A propeller is a type of airfoil (similar to a wing) that turns and accelerates air. As the blades of the
propeller rotate they create lifting forces just as a wing does, only working in the horizontal plane
instead of the vertical as with wings. Thus, the propeller creates a propulsive force perpendicular
to its plane of rotation that moves the aircraft forward as a reaction. Props can either "pull" the
aircraft from their position on the front of the wings or fuselage, or "push" it from behind, or both.
Jet Engines
A jet engine is any engine that ejects a jet or stream of gas or fluid, thereby obtaining thrust in
reaction to the ejection force.
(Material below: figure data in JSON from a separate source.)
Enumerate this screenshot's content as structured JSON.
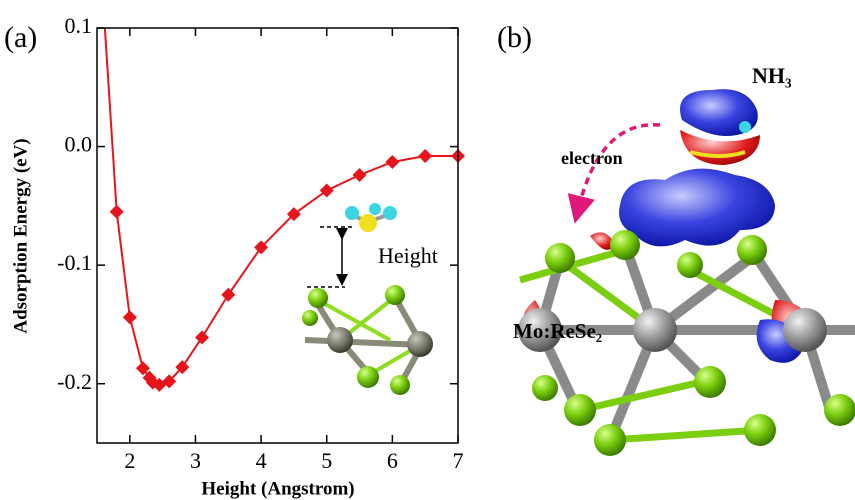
{
  "chart_data": {
    "type": "line",
    "panel_labels": [
      "(a)",
      "(b)"
    ],
    "xlabel": "Height (Angstrom)",
    "ylabel": "Adsorption Energy (eV)",
    "x": [
      1.62,
      1.8,
      2.0,
      2.2,
      2.3,
      2.35,
      2.45,
      2.6,
      2.8,
      3.1,
      3.5,
      4.0,
      4.5,
      5.0,
      5.5,
      6.0,
      6.5,
      7.0
    ],
    "series": [
      {
        "color": "#e8141c",
        "values": [
          0.1,
          -0.055,
          -0.144,
          -0.187,
          -0.195,
          -0.199,
          -0.201,
          -0.198,
          -0.186,
          -0.161,
          -0.125,
          -0.085,
          -0.057,
          -0.037,
          -0.024,
          -0.013,
          -0.008,
          -0.008
        ]
      }
    ],
    "xlim": [
      1.5,
      7
    ],
    "xticks": [
      2,
      3,
      4,
      5,
      6,
      7
    ],
    "ylim": [
      -0.25,
      0.1
    ],
    "yticks": [
      0.1,
      {
        "value": 0,
        "label": "0.0"
      },
      -0.1,
      -0.2
    ],
    "inset_label": "Height",
    "panel_b": {
      "molecule": "NH₃",
      "arrow_label": "electron",
      "substrate": "Mo:ReSe₂"
    }
  }
}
A jet aircraft engine obtains oxygen from the atmosphere for the
combustion of its fuel, creating thrust in reaction to the rapid exhaust of the combustion products.
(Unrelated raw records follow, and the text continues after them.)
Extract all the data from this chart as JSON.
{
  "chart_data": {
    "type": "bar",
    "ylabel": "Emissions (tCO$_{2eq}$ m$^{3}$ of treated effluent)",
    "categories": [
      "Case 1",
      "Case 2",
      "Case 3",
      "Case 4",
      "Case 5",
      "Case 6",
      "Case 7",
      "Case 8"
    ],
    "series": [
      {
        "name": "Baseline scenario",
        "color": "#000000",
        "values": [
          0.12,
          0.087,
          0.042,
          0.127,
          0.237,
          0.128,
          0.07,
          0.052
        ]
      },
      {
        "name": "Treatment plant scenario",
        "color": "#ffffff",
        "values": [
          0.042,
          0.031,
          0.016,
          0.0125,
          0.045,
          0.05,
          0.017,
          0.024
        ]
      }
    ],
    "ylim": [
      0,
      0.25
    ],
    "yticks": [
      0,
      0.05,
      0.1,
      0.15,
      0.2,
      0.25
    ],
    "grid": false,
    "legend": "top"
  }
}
There are several types of jet engines. Some are briefly described below.
Turbojet
A turbojet engine is a jet engine that incorporates a turbine-driven compressor to take in and
compress air for the combustion of fuel. The exhaust from the combustion drives the turbine and
creates the thrust-producing jet.
Basic Turbojet Engine
Turbofan
A turbofan engine is a turbojet engine in which additional thrust is gained by extending a portion of
the compressor or turbine blades outside the inner engine casing. These extended blades propel
bypass air around the engine core, between the inner and outer engine casings. This air is not
combusted but does provide additional thrust since it is compressed by the blades.
Basic Turbofan Engine
Turboprop
A turboprop engine is a turbojet engine in which a portion of the exhaust energy is used to drive a
propeller. The engine's thrust is therefore generated by a combination of the propeller's thrust and
the jet exhaust from the engine.
Basic Turboprop Engine
Ramjet
A ramjet engine is the simplest type of jet engine since it has no moving parts. The engine is
basically a specially-shaped duct open at both ends, with the air necessary for combustion being
compressed by the forward motion of the engine. Fuel is sprayed into the airstream and the
mixture is ignited. The high-pressure air coming into the combustion chamber keeps the reaction
from going back toward the inlet.
Combustion Chamber
Air
Intake
Exhaust
nozzle
Fuel injectors/ignition grid
Basic Ramjet Engine
Ramjet engines cannot operate under static conditions. In order to function, they have to already
be traveling through the air at slightly over the speed of sound. (The speed of sound is somewhat
over 740 miles per hour at sea level.) This means that the aircraft using them must first get up to
the required speed using some other type of propulsion, then start the ramjets. They can operate at
up to five times the speed of sound.
Scramjet
A scramjet, or "supersonic combustion ramjet", engine is similar to a ramjet, but is designed to
operate at well over five times the speed of sound, or at hypersonic velocities. As with ramjets,
aircraft powered by scramjets must first be brought up to required speed by some other means of
propulsion. Unlike ramjets, which slow the supersonic airstream entering the inlet to subsonic
speeds before combustion, a scramjet combusts the supersonic airstream without slowing it.